The saving grace of the remake of “The Texas Chainsaw Massacre” is that it is not a descendant of the just-mentioned films. It is not set in 2003; it is set in 1973, before any of those movies — including the one it’s a remake of — existed. The characters are not expected to know the “rules” (never say “I’ll be right back,” never split up, never run into an abandoned slaughterhouse at night), because they haven’t seen all the movies we have. Subconsciously, we cut them some slack. We stop fretting over how stupid they are and start being scared right along with them.

Directed by music-video director Marcus Nispel and written by first-timer Scott Kosar, “Massacre” is exceedingly gruesome and occasionally very frightening as it follows a quintet of teens through the backroads of Texas, on their way to Dallas for a Lynyrd Skynyrd concert. They are led by a fellow with the unlikely name of Kemper (Eric Balfour) and his girlfriend Erin (Jessica Biel). In the back seat are the horny couple, Andy (Mike Vogel) and Pepper (Erica Leerhsen), and the obligatory fifth wheel Morgan (Jonathan Tucker). The teens are one-dimensional, but not laughable, which is already a step above most of these films, where the kids are so irritating you WANT them to die.

They encounter a woman on the side of the road who has been traumatized to the point of catatonia. She serves as the film’s “You’re all doomed!” character, but she is more tragic than most, setting an ominous tone that permeates the rest of the movie. Soon the kids must deal with her and with the local sheriff (R. Lee Ermey), a man who can only be described as loathsome, in the long tradition of horror-movie characters who can only be described as loathsome. And, of course, there’s Leatherface (Andrew Bryniarski), a deformed man with a chainsaw and no conscience who resides in an old house with his considerably deranged family. The film might be breaking out of the mold a little, but there’s still no way all the teens are surviving the night.

While there is some of the goofiness we’ve come to expect in slasher flicks — a buck-toothed, Gollum-like little boy, for example, and a cantankerous old man in a wheelchair — it mostly avoids the pitfalls and delivers what it sets out to do, building to an effectively nightmarish and well-choreographed climax.

But then there is the matter of the violence, which cannot be overlooked.

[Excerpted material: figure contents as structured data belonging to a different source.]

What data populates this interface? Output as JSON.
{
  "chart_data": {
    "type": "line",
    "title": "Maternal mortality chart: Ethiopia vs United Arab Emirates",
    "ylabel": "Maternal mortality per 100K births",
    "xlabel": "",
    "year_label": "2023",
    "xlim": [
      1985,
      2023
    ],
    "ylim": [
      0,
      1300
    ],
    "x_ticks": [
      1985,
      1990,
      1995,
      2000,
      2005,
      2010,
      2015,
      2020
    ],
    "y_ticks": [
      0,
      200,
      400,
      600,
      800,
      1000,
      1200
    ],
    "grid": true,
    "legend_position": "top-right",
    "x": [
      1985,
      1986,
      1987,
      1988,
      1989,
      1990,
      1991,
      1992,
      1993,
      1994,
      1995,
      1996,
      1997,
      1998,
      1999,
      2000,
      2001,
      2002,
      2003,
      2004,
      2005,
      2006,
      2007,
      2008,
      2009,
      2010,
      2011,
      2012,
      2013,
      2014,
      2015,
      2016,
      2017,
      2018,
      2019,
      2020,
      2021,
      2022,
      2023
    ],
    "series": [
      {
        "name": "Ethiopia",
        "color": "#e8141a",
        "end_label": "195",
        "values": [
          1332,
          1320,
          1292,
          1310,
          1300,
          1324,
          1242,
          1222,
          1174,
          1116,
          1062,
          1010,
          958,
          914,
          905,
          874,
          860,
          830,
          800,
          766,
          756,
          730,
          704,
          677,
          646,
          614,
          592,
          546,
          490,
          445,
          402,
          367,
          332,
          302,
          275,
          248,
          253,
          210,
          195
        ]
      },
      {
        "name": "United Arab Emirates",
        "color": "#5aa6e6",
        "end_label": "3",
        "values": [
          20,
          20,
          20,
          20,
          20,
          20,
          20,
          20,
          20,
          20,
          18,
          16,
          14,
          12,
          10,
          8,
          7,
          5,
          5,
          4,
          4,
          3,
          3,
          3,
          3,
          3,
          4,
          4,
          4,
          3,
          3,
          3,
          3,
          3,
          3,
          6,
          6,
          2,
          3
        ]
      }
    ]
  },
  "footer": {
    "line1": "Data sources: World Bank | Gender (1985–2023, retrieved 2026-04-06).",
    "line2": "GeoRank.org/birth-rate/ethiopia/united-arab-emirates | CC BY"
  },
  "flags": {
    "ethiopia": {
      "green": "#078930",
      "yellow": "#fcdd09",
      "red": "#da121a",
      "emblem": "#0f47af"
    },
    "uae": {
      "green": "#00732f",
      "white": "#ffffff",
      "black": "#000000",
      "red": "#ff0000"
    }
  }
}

Certain characters are made to endure unbelievable levels of pain and torture, and watching it is more disgusting than terrifying. That’s one lesson this remake hasn’t learned from its teen-horror predecessors: Bloody isn’t the same thing as scary. It’s got the atmosphere and the tone to a T. Lay off the abuse, and you’ve got yourself a movie.

B- (; R, abundant harsh profanity, abundant blood, gore and violence.)